Kay Diederichs wrote:
Fact is that with CentOS-5 kernels (but not with CentOS-4, as this functionality became available in kernel 2.6.17) you could (or rather _should_ regularly) echo check > /sys/block/mdX/md/sync_action to check agreement between the two (or more) copies. When this finishes, /sys/block/mdX/md/mismatch_cnt shows you the number of mismatches. You can fix these with echo repair > /sys/block/mdX/md/sync_action
This applies to at least RAID1 and RAID5. At this point the question arises: how does the "repair job" know which copy is the correct one? I have no answer to this question.

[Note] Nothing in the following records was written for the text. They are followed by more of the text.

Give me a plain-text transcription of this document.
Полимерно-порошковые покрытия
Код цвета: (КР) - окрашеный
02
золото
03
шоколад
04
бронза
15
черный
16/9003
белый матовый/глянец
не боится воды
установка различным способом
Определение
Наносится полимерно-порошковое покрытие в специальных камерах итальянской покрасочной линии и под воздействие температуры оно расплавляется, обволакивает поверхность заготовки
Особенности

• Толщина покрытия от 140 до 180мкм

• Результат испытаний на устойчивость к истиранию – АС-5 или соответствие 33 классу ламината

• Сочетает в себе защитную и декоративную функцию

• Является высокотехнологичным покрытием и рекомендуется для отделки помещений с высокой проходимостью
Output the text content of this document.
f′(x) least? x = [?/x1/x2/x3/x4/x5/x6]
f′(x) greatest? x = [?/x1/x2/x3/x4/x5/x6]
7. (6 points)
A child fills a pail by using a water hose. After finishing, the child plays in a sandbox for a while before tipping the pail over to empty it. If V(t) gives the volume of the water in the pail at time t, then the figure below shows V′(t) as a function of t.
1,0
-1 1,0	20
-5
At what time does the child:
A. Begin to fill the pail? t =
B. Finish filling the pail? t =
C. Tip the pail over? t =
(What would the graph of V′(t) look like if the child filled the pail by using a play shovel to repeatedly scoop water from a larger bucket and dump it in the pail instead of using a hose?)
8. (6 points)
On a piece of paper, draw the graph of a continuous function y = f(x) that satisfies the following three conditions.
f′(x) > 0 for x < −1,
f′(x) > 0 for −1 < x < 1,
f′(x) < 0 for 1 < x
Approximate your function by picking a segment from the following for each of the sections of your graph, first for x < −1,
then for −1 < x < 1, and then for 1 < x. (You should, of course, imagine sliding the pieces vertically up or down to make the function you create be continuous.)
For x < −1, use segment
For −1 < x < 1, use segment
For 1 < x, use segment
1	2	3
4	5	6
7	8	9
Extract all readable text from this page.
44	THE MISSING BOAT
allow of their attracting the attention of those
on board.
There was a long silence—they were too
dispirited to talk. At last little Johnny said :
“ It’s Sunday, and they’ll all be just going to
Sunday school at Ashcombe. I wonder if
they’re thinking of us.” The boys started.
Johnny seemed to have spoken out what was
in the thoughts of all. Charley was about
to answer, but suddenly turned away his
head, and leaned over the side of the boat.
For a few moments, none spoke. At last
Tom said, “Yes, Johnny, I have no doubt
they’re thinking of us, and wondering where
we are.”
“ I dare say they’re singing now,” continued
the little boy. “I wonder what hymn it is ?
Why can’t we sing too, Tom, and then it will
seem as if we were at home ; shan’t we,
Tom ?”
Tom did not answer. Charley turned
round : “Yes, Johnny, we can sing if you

Thanks for posting this. I have a machine that periodically had filesystem errors on a RAID1 volume that I eventually found were caused by bad RAM but even after replacing it I'd still see filesystem problems reappear every few weeks. It turned out that there were quite a few mismatched blocks between the mirrors and the fsck passes must have sometimes seen the good copy but subsequently the still-bad alternate would be used. Now I've done a repair and fsck and so far everything seems stable. It's hard to tell with problems that only happen once or twice a month, though. I suppose I have some files with corrupt contents on there but they are backups that will expire as more current ones are saved anyway.
BTW, there is - even with current kernels - no speed gain in using RAID1
I don't think I believe that - you can see the reads alternating drives by watching the lights.